The paper presents a novel MPCD-based method specifically designed for nematic fluids, enabling detailed simulation of their hydrodynamics and director fields with computational efficiency.

Findings

Successfully reproduces nematic-isotropic phase transition with hysteresis

Captures defect dynamics and elastic properties

Models boundary condition effects on order parameters

Abstract

Research on transport, self-assembly and defect dynamics within confined, flowing liquid crystals requires versatile and computationally efficient mesoscopic algorithms to account for fluctuating nematohydrodynamic interactions.
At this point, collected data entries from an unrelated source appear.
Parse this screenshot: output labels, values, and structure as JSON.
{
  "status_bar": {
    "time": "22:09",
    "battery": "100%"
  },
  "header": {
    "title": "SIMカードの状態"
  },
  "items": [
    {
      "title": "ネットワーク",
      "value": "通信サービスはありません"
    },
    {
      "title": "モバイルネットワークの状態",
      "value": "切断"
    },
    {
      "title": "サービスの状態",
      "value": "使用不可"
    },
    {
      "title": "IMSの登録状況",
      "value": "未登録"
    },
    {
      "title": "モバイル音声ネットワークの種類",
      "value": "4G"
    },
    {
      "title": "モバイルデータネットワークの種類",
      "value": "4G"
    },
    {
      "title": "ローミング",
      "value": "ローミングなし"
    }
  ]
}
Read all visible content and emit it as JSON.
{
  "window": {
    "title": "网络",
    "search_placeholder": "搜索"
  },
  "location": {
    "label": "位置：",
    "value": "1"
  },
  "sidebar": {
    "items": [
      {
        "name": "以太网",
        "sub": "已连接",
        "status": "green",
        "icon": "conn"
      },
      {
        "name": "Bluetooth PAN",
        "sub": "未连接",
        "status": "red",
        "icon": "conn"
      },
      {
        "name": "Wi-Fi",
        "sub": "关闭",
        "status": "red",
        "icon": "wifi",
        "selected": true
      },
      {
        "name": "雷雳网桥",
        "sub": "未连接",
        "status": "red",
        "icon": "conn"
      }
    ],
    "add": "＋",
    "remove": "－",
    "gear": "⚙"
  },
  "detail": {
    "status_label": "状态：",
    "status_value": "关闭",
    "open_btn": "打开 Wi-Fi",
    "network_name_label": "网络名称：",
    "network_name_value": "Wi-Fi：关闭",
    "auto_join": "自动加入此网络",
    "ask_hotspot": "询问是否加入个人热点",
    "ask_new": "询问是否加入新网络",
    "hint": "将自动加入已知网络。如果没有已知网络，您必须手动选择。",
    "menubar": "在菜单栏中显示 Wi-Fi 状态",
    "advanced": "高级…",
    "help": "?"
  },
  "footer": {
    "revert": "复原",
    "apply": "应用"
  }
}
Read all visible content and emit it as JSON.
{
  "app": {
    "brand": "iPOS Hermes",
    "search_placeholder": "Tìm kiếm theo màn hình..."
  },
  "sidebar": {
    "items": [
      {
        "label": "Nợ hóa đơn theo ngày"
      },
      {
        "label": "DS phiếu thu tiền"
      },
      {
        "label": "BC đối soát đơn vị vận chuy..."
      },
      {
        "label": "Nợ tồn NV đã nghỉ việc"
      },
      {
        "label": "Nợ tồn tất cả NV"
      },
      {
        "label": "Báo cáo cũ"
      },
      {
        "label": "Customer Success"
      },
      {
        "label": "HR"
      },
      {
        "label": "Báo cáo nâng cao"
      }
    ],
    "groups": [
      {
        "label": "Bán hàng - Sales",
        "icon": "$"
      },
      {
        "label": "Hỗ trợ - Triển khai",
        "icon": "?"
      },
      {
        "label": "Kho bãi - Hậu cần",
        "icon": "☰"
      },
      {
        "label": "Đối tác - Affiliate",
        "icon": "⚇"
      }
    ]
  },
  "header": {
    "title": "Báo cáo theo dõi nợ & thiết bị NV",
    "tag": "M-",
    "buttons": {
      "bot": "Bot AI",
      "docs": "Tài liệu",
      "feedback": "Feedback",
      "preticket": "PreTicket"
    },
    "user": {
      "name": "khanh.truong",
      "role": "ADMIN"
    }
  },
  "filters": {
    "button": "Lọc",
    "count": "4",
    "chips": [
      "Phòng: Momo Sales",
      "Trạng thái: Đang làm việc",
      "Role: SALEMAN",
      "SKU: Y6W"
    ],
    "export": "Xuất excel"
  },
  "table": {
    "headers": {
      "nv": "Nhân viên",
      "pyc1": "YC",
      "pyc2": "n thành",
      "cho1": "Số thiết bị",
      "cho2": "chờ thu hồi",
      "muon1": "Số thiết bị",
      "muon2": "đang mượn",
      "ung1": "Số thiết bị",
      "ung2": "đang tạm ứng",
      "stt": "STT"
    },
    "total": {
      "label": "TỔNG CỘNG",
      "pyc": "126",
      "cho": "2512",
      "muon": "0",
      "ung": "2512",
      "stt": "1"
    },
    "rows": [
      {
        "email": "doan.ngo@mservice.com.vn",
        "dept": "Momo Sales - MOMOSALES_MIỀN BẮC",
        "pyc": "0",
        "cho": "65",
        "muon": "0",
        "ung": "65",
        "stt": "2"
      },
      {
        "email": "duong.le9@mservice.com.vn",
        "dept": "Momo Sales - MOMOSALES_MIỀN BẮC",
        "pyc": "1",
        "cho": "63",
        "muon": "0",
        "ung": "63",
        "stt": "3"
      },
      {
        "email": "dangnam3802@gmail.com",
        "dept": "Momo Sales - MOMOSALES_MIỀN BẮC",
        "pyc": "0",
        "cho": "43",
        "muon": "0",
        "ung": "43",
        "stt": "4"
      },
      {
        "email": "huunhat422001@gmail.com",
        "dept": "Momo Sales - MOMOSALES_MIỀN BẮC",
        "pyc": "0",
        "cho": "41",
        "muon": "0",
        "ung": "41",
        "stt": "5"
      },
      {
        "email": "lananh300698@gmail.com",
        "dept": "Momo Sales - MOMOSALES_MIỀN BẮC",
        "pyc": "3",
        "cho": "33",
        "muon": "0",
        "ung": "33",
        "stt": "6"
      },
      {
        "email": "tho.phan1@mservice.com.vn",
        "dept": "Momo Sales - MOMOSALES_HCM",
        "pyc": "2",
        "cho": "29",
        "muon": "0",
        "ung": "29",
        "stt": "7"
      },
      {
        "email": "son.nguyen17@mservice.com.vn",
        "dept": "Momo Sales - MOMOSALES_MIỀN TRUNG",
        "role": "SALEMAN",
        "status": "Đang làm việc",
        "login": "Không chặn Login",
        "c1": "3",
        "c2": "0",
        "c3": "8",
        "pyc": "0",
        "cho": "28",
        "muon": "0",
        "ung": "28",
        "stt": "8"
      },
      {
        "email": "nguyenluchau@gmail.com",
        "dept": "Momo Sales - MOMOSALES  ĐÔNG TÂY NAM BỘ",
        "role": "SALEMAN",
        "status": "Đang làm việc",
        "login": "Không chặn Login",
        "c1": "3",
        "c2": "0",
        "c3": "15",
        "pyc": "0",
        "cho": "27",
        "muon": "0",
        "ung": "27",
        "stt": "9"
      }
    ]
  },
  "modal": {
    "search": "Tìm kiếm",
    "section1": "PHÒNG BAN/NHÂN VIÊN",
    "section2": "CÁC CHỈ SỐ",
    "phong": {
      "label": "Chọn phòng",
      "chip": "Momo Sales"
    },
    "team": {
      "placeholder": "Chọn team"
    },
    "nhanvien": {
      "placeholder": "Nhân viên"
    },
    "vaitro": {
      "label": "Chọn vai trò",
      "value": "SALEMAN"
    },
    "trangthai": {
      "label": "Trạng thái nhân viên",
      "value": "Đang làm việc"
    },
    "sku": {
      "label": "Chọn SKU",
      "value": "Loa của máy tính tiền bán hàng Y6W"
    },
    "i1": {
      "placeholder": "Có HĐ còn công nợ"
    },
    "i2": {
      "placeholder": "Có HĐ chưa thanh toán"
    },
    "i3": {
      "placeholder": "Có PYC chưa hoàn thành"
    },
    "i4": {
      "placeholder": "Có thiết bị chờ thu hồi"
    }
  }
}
We present a multi-particle collision dynamics (MPCD) based algorithm to simulate liquid-crystal hydrodynamic and director fields in two and three dimensions. The nematic-MPCD method is shown to successfully reproduce the features of a nematic liquid crystal, including a nematic-isotropic phase transition with hysteresis in 3D, defect dynamics, isotropic Frank elastic coefficients, tumbling and shear alignment regimes and boundary condition dependent order parameter fields.